RELATOS ENCRIPTADOS (XIX): La finca

By María García Baranda - julio 03, 2017






      Portaba tan solo un antiguo llavín algo oxidado cuando llegó a la entrada. Lo sacó del bolsillo derecho, preguntándose si abriría igualmente la verja del jardín y el portón de la casa. No lo recordaba. La última vez que estuvo allí contaba con apenas dos años. No podía acordarse. Tan solo le constaba que todo era bien distinto. Había luz y la casa llamaba a gritos a entrar en lo que fue un ambiente despejado y claro, agradable y envolvente. Un entorno que invitaba a charlar y charlar durante horas, a aprenderse entre los conversadores, a nutrirse de lo mucho que podía aportar cada uno de ellos en ese aire propicio, limpio y fresco. Se lo habían contado, naturalmente. No podía acordarse. Tampoco le hizo falta. Se apoyó con cautela en los barrotes y, al ritmo de un chirrido metálico, la verja simplemente se abrió. Se coló entre el pequeño espacio que quedó tras su gesto, como si no quisiera que nadie percibiese su llegada. Pero no había nadie. Aquello se había convertido en la antítesis de lo que fue. Ya no era acogedor, ya no invitaba al paso. Ahora era tan solo un lugar inhóspito, completamente descuidado. Abandonado. Sin embargo avanzaba, poco a poco, muy sigilosamente, con miedo a engancharse la ropa entre la maleza y las enredaderas que todo lo cubrían. Estas se habían cruzado en el camino que llevaba a la casa. Era preciso ir sorteándolas, ir mirando hacia abajo por si alguna quima se clavaba en las piernas y provocaba heridas no muy agradables. ¿Y la casa? La casa ni siquiera era ya tal. Era tan solo ruinas. Es cierto que la estructura estaba aún en pie. Los muros principales y las vigas maestras. Pero ya no se percibía con claridad dónde empezaba una estancia y terminaba otra. Las paredes internas, lo poco que quedaba de ellas, se habían convertido en polvo, en restos de cal apilados en el suelo. Y este, el suelo que un tiempo fue de una preciosa y robusta madera brillante y oscura, tenía marcas blanquecinas de humedad. Y eso cuando no se había agujereado en alguna esquina o incluso se habían levantado los tablones que le daban forma de elegantes figuras geométricas. Ya no quedaba nada de lo que un día fue y es que las inclemencias a las que nadie prestó suficiente atención dieron paso a una auténtica catástrofe natural que asoló todo. Que arruinó, que dejó sin hogar, que hirió y que mató todo cuanto encontró a su paso. Y es que cuando un vendaval de notable potencia llega acompañado de fuertes tormentas, poco se puede hacer para evitarlo.
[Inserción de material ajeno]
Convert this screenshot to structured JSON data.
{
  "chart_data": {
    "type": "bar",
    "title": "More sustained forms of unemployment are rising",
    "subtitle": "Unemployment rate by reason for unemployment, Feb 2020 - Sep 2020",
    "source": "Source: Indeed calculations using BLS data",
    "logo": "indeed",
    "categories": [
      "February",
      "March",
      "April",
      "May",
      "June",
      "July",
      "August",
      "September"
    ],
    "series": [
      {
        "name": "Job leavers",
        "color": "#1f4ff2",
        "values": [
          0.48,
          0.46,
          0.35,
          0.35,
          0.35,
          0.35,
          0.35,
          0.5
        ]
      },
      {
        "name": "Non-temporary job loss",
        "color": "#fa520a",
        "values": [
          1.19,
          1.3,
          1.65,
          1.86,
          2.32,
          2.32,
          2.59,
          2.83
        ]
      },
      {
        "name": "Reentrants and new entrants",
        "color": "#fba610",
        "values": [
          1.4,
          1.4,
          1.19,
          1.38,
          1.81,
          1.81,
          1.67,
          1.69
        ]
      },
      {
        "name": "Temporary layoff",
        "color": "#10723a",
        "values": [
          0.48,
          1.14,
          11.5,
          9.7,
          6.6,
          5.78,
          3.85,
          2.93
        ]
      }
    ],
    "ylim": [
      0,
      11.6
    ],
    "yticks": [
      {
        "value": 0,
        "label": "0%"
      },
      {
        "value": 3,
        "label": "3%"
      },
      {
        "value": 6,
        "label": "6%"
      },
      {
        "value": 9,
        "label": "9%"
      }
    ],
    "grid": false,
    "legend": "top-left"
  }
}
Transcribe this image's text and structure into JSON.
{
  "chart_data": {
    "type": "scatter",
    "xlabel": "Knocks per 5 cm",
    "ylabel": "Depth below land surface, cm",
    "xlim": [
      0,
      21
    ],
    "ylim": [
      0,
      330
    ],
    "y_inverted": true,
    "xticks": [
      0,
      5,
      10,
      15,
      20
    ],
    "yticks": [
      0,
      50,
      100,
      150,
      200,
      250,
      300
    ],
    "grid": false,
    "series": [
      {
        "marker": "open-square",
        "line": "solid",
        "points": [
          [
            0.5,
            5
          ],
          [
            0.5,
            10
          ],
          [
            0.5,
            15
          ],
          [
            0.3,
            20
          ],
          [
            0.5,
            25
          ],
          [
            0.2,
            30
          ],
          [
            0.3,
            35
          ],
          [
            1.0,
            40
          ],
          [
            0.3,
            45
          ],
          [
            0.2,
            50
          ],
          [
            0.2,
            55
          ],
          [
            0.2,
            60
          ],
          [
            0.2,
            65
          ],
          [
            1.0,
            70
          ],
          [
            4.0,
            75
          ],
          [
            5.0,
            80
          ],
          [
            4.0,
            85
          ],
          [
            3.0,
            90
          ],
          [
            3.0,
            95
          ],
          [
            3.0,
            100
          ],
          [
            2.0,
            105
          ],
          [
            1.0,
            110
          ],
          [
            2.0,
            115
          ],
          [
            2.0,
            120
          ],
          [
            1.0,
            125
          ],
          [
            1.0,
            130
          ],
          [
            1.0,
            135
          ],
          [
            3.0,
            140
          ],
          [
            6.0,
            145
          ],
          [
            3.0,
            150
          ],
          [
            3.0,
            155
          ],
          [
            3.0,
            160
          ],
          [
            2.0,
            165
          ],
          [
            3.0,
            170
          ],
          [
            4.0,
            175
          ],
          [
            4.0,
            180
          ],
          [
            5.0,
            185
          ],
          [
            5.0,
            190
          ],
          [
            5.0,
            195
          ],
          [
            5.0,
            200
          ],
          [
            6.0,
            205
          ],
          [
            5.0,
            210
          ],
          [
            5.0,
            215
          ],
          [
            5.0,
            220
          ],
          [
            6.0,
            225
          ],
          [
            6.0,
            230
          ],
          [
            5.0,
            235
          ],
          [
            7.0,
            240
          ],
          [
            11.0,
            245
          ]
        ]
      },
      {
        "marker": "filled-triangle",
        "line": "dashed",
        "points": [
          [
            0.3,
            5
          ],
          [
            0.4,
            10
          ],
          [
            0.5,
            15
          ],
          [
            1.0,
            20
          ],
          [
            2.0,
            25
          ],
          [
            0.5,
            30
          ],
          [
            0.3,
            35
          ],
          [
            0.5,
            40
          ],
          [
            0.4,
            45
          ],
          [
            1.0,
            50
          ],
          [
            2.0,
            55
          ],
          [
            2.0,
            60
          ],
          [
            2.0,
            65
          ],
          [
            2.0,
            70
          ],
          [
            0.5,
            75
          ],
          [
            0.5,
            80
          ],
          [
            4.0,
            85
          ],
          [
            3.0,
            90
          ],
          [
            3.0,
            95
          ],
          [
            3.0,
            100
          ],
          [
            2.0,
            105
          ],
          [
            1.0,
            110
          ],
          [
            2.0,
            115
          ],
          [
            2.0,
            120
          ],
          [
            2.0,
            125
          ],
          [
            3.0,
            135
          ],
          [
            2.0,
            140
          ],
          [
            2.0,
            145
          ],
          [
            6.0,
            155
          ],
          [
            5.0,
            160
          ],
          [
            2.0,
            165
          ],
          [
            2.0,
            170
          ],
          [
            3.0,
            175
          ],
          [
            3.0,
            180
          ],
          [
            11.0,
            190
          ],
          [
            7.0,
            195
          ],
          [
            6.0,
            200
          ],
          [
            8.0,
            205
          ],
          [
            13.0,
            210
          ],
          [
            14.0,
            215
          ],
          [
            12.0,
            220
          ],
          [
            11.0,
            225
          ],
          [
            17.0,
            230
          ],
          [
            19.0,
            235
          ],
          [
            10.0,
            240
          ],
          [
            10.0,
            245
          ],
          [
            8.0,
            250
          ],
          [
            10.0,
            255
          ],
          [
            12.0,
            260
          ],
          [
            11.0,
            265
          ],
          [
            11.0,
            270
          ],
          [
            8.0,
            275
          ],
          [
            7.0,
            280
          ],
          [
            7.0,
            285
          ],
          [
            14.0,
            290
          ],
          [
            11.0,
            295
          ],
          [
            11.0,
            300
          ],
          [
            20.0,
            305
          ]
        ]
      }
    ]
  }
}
      De pie en la entrada miró a su alrededor. Con algo de imaginación aún podía visualizar cada rincón tranquilo, aquellos espacios que rezumaban belleza y alegría, con el sencillo gesto de la natural entrada del sol por sus grandes ventanales. Se decía que había sido una auténtica pena el haber descuidado un bien tan valioso, tan especial, tan único. Y al tiempo continuaba mirando alrededor y viendo el enorme potencial que aún residía en aquel lugar. Se planteó arreglarlo. Restaurarlo. Cambiarlo. La esencia permanecería intacta, la estructura tan poco común y tan alejada de lo que habita alrededor era un tesoro raro y singular. Aún le daba sentido y perspectiva a todo aquello. Pero por dentro era preciso remodelarlo todo. Absolutamente. Distribuir espacios, reconvertir su uso, alisar las paredes y eliminar cualquier resto de destrozos previos antes de que se comieran del todo los cimientos. Procurar un ambiente blanco, limpio, alejado de toda mácula y fuente de infección. Sería un trabajo integral, por supuesto, pero siempre se había negado a perder aquella finca tan valiosa. Sabía que si salía de ella habiendo tirado la toalla, jamás hallaría nada que la igualase. Volvería a ser el entorno ilusionante que fue, pero esta vez a prueba de catástrofes, sin más marcas de moho ni paredes caídas. Merecía la pena luchar por su conservación. Aquel era su Norte. Aquel era su hogar.